Functional Requirements ​
Core (above the line):
- One-on-one messaging -- send and receive text messages between two users in real time
- Group messaging -- send messages to a group of up to 500 members
- Online/offline presence -- show whether a user is currently online
- Message delivery guarantees -- messages must be delivered at least once, even if the recipient is offline
Below the line (mention but don't design):
- Read receipts (delivered, read)
- Typing indicators
- Media messages (images, video, files)
- Message search
- End-to-end encryption
- Push notifications
Non-Functional Requirements ​
- Low latency -- message delivery within 200ms for online users
- High availability -- 99.99% uptime (< 52 minutes downtime/year)
- Message ordering -- messages within a conversation appear in correct order
- Scale -- 500M daily active users (DAU), each sending ~40 messages/day = 20B messages/day (~230K messages/sec)
- Durability -- zero message loss; every sent message must eventually be delivered
The Set Up ​
Core Entities ​
| Entity | Description |
|---|---|
| User | id, username, status (online/offline), lastSeen |
| Message | id, conversationId, senderId, content, timestamp, status (sent/delivered/read) |
| Conversation | id, type (1:1 or group), participantIds, lastMessageAt |
| Participant | conversationId, userId, joinedAt, lastReadMessageId |
API Design ​
Send a message:
POST /api/messages
Authorization: Bearer <token>
Request:
{
"conversationId": "conv_abc123",
"content": "Hey, how are you?",
"clientMessageId": "uuid-from-client" // idempotency key
}
Response: 201 Created
{
"messageId": "msg_xyz789",
"conversationId": "conv_abc123",
"timestamp": "2024-01-15T10:30:00Z",
"status": "sent"
}Fetch conversation history (paginated):
GET /api/conversations/{conversationId}/messages?cursor=msg_xyz700&limit=50
Authorization: Bearer <token>
Response: 200 OK
{
"messages": [
{
"messageId": "msg_xyz701",
"senderId": "user_123",
"content": "Hello!",
"timestamp": "2024-01-15T10:28:00Z"
}
],
"nextCursor": "msg_xyz650",
"hasMore": true
}Get conversations list:
GET /api/conversations?cursor=<timestamp>&limit=20
Authorization: Bearer <token>
Response: 200 OK
{
"conversations": [
{
"conversationId": "conv_abc123",
"type": "group",
"name": "Engineering Team",
"lastMessage": { "content": "Ship it!", "senderId": "user_456", "timestamp": "..." },
"unreadCount": 3
}
]
}Create a group:
POST /api/conversations
{
"type": "group",
"name": "Project Alpha",
"participantIds": ["user_1", "user_2", "user_3"]
}High-Level Design ​
Flow 1: Sending a 1:1 Message (Both Users Online) ​
[User A Client] --WebSocket--> [Chat Server A] --> [Message Queue (Kafka)]
|
[Message Router]
|
[Chat Server B] --WebSocket--> [User B Client]
|
[Message Store (Cassandra)]Step-by-step:
- User A types a message and the client sends it over an existing WebSocket connection to Chat Server A
- Chat Server A validates the message (auth, rate limit, content length) and assigns a server-side
messageIdwith a monotonically increasing timestamp (Snowflake ID) - Chat Server A writes the message to the Message Store (Cassandra) with status
sent - Chat Server A publishes the message to a Kafka topic partitioned by
conversationId-- this guarantees ordering within a conversation - The Message Router service consumes from Kafka.

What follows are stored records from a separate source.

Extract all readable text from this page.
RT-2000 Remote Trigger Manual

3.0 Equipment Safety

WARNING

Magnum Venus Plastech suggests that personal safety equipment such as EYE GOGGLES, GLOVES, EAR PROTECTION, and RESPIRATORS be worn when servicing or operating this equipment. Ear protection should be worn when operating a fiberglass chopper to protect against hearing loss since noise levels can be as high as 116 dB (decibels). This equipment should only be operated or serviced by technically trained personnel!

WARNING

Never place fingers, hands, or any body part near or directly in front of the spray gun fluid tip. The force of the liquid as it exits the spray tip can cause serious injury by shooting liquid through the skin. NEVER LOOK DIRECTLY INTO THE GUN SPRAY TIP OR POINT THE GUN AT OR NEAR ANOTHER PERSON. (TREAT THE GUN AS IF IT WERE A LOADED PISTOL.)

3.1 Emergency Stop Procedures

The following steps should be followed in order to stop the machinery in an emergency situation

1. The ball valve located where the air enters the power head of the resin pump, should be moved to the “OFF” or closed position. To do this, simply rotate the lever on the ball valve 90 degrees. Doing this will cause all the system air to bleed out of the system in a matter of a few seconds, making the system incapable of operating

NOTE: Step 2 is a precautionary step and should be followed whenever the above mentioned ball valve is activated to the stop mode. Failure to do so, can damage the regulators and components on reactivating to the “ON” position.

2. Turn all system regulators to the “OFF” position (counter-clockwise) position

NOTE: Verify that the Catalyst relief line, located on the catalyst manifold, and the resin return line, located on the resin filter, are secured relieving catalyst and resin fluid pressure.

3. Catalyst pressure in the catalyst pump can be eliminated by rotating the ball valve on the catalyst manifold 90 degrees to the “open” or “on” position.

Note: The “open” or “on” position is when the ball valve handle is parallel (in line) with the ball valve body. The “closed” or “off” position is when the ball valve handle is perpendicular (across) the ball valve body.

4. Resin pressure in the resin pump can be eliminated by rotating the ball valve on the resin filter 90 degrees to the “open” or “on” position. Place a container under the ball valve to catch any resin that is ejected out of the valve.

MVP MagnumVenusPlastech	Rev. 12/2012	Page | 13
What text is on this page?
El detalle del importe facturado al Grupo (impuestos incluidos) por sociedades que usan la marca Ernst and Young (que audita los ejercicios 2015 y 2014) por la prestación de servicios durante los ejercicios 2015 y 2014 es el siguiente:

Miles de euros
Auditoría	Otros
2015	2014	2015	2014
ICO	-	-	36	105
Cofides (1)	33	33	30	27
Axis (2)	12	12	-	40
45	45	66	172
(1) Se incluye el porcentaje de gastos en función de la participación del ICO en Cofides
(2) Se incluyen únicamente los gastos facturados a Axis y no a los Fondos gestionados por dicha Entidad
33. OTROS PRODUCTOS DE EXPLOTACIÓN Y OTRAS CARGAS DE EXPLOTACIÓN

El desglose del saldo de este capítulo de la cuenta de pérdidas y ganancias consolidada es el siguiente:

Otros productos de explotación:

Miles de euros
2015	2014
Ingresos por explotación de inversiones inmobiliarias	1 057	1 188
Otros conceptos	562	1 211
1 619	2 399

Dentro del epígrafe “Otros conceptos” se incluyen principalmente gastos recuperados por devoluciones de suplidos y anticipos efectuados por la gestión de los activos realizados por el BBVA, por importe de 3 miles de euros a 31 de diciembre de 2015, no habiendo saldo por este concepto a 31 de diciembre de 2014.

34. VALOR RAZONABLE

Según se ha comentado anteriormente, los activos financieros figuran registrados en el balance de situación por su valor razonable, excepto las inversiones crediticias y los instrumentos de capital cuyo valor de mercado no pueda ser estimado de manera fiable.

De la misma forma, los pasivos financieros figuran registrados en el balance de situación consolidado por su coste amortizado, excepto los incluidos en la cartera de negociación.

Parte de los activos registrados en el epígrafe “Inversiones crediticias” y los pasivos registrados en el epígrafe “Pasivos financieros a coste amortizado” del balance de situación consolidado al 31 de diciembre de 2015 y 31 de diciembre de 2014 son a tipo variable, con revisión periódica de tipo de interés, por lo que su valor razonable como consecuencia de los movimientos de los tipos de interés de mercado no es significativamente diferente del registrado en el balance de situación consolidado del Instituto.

It looks up User B's connection in the Session Registry (Redis) to find which Chat Server holds User B's WebSocket
- Message Router forwards the message to Chat Server B
- Chat Server B pushes the message to User B over WebSocket
- User B's client sends an ACK back. Chat Server B updates message status to
deliveredin the Message Store - Chat Server A sends a delivery receipt back to User A
Flow 2: Sending a Message to an Offline User ​
- Steps 1-4 are identical
- Message Router looks up User B in Session Registry -- User B is not connected
- Message Router writes the message to an Offline Message Queue (per-user sorted set in Redis, or a dedicated table in Cassandra)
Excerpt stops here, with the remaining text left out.